The activities of this group, which functions not only in the United States and Canada but also in England, South Africa and Panama, are in the main devoted to a three-fold ideal: peace, education and religion. To translate the prophetic vision of Israel—a world in which the sword will be hammered into ploughshares—into actual reality, that is the dream, and the mission of these women who generously devote themselves to the service not only of their own race, their own people, but to the service of humanity. They realize, of course, that this idea of peace can only be approached by the road of education, an education that is addressed to the parents as well as the children, to those who are taught and those who teach themselves. This education again leads ultimately to religion. Religion not in the sense of slavishly observing an ancient ceremonial, but religion as a living spirit, a pillar of fire on the road of progress.

WORK GOES ON

Although the National Federation of Temple Sisterhoods has sustained a great loss in the death of Martha Levy Steinfeld, who for the past five years had been the president of the organization, the work she has so splendidly inaugurated goes on in honor of her memory. During her administration the national committee on peace of the N. F. T. S. published a book, “Jewish Peace Stories.”

A second and similar volume is now in preparation bearing a page of dedication to and appreciation of the late leader. This new volume is to be used in adult study groups and the N. F. T. S. will release, in addition to it, a new series of study syllabi valuable for Sisterhood study groups or open meetings. This series will include the following works: “The Jew looks at War and Peace: A Study of Pacifism from the Jewish Point of View,” by Ronald Gittelson: “Dramatic Moments in Jewish History” by A. L. Sachar, and “A Bird’s Eye View of Jewish Literature” by A. H. Friedland.

SCHOLARSHIPS GIVEN

The organization has also awarded a number of scholarships to religious school teachers from small communities where there are no rabbis by which those teachers were then enabled to attend the Teachers’ Summer School at the Hebrew Union College.

For educational as well as purely humane reasons the N. F. T. S. supports the Jewish Braille Institute of New York which publishes a magazine of Jewish contents in braille. This magazine is distributed without charge to all-English-speaking Jewish braille readers throughout the world, The library of the Institute—the only library in the country which has braille books of exclusively Jewish contents and interests—has also been largely built up through the work of the various groups of the N. F. T. S. and the circulation of these books is national thanks to special franking privileges.

The youth of the country is reached and imbued with the ideals for which the organization stands by the well-known monthly magazine, Young Israel. For adults, the Federation has just launched a bi-monthly publication, Topics and Trends. Thus, representative of the very noblest Jewish ideals, the National Federation of Temple Sisterhoods can report at its forthcoming convention on a splendid record of successful service.

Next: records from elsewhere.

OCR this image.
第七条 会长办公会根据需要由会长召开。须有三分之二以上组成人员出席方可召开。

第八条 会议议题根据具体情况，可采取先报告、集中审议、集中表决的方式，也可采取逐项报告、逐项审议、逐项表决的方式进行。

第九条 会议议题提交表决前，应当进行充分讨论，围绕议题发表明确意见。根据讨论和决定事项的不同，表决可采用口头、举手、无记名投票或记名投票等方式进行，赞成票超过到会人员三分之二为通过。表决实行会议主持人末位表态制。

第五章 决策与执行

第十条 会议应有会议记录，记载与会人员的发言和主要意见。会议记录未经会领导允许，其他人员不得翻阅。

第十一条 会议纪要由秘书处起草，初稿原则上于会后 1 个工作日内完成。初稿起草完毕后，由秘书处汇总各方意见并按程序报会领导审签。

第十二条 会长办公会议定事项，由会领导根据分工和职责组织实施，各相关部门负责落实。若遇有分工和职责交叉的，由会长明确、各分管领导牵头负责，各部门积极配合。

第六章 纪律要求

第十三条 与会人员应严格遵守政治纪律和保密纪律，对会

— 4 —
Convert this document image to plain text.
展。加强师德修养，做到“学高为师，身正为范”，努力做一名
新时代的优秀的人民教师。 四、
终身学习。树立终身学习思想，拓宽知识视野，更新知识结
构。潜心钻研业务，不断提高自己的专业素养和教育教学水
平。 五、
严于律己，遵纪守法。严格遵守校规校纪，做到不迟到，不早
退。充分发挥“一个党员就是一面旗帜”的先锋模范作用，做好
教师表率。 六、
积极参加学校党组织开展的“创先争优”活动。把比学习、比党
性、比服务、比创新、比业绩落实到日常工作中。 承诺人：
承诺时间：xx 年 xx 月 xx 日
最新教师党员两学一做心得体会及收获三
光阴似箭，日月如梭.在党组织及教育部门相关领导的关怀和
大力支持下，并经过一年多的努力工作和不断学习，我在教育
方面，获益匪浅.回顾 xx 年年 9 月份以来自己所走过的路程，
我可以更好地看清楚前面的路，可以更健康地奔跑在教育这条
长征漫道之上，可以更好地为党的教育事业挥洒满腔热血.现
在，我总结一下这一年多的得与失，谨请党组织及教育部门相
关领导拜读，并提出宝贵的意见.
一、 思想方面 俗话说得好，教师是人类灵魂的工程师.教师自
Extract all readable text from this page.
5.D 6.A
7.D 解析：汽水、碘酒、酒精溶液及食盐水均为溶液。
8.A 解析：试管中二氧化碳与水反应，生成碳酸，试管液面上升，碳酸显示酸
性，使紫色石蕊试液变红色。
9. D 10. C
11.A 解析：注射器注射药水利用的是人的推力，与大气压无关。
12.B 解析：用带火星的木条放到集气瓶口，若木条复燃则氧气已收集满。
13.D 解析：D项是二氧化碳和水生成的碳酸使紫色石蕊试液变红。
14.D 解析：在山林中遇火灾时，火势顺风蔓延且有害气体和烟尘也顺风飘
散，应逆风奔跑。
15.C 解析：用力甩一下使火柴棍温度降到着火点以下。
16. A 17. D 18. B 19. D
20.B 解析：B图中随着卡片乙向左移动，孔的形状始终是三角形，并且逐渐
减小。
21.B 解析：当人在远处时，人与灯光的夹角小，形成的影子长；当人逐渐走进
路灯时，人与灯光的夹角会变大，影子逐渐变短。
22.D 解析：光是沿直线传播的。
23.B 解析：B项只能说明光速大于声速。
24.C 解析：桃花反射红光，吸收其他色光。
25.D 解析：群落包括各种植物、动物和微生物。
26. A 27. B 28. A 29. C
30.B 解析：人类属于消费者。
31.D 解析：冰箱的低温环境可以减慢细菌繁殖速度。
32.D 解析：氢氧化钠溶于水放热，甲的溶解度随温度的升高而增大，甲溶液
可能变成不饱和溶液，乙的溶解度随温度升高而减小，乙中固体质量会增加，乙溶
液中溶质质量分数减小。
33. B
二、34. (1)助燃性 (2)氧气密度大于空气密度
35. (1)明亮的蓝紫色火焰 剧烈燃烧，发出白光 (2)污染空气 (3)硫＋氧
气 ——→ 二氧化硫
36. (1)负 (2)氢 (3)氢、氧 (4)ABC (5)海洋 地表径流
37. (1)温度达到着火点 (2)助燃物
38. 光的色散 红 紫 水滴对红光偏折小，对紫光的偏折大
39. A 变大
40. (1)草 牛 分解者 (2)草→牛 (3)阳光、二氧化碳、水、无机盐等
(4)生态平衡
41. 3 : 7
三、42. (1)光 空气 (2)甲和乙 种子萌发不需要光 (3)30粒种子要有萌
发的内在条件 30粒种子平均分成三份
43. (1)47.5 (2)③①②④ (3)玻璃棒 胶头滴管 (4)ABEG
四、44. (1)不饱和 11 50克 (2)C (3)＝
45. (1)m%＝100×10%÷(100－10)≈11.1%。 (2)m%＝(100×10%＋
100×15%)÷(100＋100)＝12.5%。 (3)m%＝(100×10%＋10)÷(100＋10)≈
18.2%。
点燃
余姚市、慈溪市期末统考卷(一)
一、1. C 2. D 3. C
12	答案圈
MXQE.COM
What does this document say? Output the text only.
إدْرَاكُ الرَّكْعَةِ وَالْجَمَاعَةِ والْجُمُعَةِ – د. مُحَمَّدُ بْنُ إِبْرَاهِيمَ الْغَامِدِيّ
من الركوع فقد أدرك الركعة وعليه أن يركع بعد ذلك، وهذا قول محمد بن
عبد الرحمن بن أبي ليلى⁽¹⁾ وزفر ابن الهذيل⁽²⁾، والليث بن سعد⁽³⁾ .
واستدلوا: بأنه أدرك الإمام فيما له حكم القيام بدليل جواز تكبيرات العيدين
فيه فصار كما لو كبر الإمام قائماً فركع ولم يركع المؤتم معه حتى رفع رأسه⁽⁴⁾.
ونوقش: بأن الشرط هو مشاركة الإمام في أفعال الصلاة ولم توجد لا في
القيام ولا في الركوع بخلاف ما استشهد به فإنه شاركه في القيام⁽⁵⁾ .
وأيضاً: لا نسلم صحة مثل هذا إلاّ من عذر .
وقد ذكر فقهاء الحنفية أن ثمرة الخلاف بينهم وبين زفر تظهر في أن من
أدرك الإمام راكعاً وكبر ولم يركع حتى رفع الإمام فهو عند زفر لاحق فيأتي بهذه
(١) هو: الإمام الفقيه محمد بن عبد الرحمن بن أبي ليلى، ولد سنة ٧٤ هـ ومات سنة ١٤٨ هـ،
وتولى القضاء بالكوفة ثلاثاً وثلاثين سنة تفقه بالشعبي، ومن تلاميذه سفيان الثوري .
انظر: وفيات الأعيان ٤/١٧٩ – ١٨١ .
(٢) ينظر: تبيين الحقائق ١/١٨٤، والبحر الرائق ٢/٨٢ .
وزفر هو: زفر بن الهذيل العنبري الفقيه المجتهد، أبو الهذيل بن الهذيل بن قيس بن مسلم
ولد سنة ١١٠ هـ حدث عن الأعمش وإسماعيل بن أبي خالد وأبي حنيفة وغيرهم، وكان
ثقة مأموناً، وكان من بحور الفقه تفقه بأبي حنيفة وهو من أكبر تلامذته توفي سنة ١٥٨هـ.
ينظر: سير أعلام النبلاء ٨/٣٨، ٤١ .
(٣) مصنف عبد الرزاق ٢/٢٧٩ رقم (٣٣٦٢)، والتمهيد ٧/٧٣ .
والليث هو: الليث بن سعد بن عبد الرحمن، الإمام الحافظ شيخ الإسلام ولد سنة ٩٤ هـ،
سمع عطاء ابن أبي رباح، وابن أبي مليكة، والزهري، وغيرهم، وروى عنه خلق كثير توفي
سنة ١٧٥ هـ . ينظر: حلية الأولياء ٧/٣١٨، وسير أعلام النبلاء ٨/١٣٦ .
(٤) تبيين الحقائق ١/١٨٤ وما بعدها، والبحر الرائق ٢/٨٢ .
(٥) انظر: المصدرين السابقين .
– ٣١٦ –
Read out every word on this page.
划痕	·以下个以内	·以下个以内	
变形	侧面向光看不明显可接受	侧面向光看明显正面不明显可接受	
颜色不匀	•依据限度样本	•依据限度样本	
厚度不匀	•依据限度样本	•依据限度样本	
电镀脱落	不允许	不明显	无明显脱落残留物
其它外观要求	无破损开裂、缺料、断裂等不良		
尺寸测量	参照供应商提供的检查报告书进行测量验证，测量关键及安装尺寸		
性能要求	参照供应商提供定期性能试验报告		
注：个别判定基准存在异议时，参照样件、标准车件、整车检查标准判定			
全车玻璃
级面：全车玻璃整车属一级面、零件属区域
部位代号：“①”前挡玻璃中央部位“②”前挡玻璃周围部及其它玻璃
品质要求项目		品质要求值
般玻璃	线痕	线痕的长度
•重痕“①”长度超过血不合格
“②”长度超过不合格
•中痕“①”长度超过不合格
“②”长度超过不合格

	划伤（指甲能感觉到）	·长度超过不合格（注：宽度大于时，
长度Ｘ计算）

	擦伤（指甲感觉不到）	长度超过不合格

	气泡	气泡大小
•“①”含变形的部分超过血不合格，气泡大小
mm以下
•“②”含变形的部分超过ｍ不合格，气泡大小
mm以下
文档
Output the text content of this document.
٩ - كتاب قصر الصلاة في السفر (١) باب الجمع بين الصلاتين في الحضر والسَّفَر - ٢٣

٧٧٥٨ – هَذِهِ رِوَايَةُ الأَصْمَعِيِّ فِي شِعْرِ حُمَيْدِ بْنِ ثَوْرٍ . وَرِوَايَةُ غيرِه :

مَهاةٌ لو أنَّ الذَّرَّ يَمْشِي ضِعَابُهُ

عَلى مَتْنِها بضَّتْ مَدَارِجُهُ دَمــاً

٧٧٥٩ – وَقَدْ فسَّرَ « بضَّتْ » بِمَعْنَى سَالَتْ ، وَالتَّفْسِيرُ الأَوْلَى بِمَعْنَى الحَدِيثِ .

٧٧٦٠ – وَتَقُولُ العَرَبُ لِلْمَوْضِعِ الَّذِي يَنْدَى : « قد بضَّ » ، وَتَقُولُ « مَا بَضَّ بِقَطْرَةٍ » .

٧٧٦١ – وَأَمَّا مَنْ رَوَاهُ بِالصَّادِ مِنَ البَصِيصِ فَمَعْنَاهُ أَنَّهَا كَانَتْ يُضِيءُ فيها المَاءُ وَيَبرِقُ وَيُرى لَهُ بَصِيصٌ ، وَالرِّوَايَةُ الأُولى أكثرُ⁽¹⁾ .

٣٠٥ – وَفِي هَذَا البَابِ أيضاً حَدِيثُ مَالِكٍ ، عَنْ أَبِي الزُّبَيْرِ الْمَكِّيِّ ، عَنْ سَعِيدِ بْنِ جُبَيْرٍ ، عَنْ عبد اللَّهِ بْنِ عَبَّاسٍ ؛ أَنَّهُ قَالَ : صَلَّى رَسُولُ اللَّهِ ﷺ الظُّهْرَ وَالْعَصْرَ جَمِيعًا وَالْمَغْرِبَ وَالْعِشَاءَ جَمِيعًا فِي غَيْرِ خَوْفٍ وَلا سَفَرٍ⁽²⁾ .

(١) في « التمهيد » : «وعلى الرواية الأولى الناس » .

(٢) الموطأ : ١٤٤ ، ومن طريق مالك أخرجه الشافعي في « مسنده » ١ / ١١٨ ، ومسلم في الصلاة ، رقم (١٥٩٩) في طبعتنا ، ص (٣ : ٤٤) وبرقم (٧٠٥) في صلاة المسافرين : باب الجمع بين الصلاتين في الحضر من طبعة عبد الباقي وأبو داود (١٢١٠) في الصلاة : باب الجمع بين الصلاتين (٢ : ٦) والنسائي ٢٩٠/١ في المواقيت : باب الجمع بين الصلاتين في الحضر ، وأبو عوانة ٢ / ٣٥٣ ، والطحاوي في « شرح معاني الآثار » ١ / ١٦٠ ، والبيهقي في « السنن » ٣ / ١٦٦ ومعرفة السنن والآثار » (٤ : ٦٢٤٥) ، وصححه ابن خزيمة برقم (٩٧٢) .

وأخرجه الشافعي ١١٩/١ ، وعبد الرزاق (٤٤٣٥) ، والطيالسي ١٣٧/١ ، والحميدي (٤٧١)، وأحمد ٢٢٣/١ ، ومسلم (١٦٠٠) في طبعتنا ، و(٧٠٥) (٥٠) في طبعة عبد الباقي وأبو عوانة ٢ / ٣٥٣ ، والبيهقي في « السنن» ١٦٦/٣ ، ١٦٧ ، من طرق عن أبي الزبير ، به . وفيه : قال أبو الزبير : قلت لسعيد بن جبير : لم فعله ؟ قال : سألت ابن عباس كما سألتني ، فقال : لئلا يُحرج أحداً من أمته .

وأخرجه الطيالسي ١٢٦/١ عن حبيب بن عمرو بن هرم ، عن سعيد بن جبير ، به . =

National officers of the organization are: Mrs. Abram Simon, Washington, honorary president; Mrs. Henry Nathan, Buffalo, acting president and first vice-president; Mrs. Adolph Rosenberg, Cincinnati, second vice-president; Mrs. Albert J. May, New York, third vice-president; Mrs. David Lefkowitz, Dallas, fourth vice-president; Mrs. Joseph Stolz, Chicago, recording secretary; Mrs. Frenkel, Cincinnati, treasurer; Miss Jane Evans, Cincinnati, executive secretary.